On 12/28/2013 12:50 PM, "Casper Færgemand" <shortt...@hotmail.com>" wrote:

> On Saturday, 28 December 2013 at 20:31:14 UTC, TheFlyingFiddle wrote:
>> int foo()
>> {
>>    scope(failure) return 22;
>>    throw new Exception("E");
>> }
>>
>> unittest
>> {
>>    assert(foo() == 22);
>> }
>>
>> Is this defined behavior?
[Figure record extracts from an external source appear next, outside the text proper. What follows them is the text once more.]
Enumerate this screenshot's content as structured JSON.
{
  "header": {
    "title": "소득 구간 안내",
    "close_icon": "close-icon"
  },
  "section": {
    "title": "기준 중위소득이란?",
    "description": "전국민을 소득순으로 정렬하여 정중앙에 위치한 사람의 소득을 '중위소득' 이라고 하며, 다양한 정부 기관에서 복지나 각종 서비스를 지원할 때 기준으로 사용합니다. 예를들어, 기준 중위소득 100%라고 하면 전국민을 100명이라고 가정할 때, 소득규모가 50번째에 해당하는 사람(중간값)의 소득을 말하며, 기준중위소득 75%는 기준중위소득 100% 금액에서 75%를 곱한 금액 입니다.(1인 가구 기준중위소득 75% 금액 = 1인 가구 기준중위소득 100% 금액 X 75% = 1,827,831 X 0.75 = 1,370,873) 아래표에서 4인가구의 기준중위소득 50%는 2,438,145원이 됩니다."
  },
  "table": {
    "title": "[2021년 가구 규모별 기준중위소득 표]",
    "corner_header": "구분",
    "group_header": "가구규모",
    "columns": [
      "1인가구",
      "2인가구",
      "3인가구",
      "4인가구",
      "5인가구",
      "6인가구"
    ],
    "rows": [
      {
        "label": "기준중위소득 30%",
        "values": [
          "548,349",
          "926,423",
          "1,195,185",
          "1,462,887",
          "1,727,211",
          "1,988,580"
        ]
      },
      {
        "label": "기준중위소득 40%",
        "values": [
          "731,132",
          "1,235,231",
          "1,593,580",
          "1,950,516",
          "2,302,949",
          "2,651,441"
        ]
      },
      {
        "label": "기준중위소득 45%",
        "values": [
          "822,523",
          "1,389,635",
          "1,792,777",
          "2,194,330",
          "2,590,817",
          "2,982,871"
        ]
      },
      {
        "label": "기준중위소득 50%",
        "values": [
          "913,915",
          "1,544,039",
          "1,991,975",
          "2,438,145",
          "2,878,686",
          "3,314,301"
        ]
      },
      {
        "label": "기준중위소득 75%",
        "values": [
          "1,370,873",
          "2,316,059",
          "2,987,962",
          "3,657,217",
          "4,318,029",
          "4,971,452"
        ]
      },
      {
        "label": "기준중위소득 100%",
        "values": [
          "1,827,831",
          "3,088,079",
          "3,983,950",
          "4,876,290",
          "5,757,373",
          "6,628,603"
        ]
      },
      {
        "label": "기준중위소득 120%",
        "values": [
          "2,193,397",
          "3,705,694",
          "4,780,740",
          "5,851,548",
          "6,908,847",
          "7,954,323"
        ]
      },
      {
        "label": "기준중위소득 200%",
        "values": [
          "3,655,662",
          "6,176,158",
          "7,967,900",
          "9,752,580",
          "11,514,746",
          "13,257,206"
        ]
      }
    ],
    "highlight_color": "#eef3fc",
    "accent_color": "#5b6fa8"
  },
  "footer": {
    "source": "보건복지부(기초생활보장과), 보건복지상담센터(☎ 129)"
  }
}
At least in x64 dmd the exception is
>> swallowed and the assert evaluates to true.
>>
>> In any case what should happen? Should the method return or should the
>> exception be propagated up the callstack?
>
> It's rewritten as follows:
>
> int foo()
> {
>     try {
>        throw new Exception("E");
> } catch (Exception e) { // or whatever the D syntax is, I never used it
>        return 22;

There must also be the re-throwing of the caught exception:

         throw e;

What happens is, the return statement does not allow that to happen.

>     }
> }
>
> So yes, it's intended. scope(exit) uses finally instead of catch.

The spec brings restrictions to scope(exit) and scope(success) but does not say much about scope(failure):

  http://dlang.org/statement.html#ScopeGuardStatement

Yeah, it appears that OP's code is legal.